Opvolger Gossamer biedt eenzelfde soort gelaagde popsongs, met leadsingle Take A Walk als goed voorbeeld: een catchy deun met stevig gedubbelde vocalen in het refrein (een female touch!) en een synthhook die vaag herinnert aan Nena's 99 Luftballons. Angelakos stem is licht en hoog. Instant popmuziek. Maar ondertussen is het wel een liedje over de economische crisis. Angelakos omschrijft een vader die alle moeite moet doen om de eindjes aan elkaar te knopen, terwijl de pensioentegoeden verdampen en een te hoge lening als een molensteen om de nek hangt. En toch is er ook een hardnekkige drang om door te zetten: "But I swear tonight I’ll come home / And we’ll make love like we’re young / And tomorrow you’ll cook dinner / For the neighbors and the kids."

Dat de zanger oog heeft voor de zorgen van anderen mag een wonder heten getuige de rest van de plaat. In potentiële single Carried Away verontschuldigt hij zich voor zijn heftige gedrag (‘But we all have problems / And we all got something to say’), in de ontroerende r&b ballade Constant Conversations voor zijn drankgebruik ('They told me drinking doesn't make me nicer'). I'll Be Alright weerspiegelt de twee gezichten van zijn gestel met een open melodie en een hectisch deel. Alsof er drie liedjes door elkaar heen klinken, met opgepitchte stemmen. De invloed van Hudson Mohawke?
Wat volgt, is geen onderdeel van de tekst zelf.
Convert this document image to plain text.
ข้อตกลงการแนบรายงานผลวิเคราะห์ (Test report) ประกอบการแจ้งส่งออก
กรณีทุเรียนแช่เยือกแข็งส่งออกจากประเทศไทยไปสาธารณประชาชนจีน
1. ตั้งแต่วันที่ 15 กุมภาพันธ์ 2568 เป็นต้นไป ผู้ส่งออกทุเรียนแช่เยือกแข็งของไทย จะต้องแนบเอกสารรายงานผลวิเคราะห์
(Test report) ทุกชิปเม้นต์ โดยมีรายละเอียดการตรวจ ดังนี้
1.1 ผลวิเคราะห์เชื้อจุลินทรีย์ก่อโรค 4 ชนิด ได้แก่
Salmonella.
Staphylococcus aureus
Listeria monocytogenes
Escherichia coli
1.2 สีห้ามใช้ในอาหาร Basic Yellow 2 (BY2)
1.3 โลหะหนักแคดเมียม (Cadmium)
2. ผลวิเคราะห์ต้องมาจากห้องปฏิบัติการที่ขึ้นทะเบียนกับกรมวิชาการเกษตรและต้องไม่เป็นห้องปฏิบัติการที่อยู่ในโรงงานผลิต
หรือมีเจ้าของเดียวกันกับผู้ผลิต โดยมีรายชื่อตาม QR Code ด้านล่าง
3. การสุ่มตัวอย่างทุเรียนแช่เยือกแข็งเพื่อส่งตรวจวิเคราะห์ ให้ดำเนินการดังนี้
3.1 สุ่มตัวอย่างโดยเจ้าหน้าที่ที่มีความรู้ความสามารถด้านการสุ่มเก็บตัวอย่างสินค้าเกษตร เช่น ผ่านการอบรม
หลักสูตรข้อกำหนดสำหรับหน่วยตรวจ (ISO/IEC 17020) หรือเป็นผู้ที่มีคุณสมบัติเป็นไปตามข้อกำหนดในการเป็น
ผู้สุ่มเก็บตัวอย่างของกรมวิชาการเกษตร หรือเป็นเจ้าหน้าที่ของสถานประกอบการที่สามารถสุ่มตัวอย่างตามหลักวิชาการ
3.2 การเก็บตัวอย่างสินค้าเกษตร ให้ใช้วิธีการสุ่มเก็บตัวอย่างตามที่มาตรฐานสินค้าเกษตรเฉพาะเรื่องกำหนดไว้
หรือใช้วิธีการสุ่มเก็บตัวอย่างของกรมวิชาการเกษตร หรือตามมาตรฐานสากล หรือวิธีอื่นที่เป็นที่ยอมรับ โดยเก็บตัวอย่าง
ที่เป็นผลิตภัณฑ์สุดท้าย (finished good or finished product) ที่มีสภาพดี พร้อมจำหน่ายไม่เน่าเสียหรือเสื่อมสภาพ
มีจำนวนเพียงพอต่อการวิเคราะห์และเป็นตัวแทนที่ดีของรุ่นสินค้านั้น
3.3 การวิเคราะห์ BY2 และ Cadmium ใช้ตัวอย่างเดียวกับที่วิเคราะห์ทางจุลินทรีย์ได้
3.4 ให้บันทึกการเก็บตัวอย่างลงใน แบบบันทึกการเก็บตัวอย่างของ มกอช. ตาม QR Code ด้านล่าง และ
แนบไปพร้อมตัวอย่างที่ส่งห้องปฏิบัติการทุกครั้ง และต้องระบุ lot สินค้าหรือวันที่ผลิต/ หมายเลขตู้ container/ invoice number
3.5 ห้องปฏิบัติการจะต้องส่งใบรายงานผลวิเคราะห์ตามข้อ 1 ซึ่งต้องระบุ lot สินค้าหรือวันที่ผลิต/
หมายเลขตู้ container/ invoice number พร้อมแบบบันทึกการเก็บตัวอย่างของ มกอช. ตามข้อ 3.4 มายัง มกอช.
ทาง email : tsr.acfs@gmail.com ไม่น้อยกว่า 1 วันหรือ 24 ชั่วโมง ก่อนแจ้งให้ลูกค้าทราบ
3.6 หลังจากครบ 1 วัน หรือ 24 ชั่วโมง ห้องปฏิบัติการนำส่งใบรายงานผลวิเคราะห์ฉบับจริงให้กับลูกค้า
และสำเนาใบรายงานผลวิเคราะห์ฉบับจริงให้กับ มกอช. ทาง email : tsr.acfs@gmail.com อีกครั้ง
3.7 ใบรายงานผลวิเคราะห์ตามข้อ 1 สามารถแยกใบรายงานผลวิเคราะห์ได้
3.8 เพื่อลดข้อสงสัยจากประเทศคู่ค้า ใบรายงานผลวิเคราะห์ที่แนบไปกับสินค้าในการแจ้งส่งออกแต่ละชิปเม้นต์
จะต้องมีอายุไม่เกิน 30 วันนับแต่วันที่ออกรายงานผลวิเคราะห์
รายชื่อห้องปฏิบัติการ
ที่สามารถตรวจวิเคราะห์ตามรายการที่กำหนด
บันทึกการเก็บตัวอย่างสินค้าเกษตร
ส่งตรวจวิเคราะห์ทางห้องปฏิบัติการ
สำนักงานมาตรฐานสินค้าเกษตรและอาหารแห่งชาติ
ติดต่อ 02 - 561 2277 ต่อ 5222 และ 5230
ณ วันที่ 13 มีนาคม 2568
Halverwege het album staan wat mindere songs. Het nerveuze Mirrored Sea - met lompe drums – en Hideaway bijvoorbeeld. Daartussen staat het intense Cry Like A Ghost, gebaseerd op een soort chillwave/hiphop instrumental die Angelakos in eerste instantie voor rapper Jay Electronica maakte. Naar het slot wordt de muziek wat gedragener en langdradiger, met als climax slotnummer Where We Belong, een wat al te georkestreerde song waarin Angelakos zich voorstelt hoe hij door de engel Gabriel zelf uit zijn bloederige badkuip getild wordt.

Het liep beter af dan dat, voorlopig. Dat dankt Angelakos kennelijk aan zijn vriendin (die een belangrijke rol in de songs speelt), maar ergens ook door de vitaliteit die toch uit zijn songs spreekt, zeker muzikaal gezien. Voortdurend refereert hij aan mainstream pop uit de jaren zeventig (van ELO tot Supertramp), maar dan wel met een slimme, moderne edge. Een knappe plaat met meerdere gezichten. Eén ding is zeker: aan het eind van de film hoop je dat de hoofdrolspeler het overleeft.

Gossamer van Passion Pit verschijnt op French Kiss/Sony.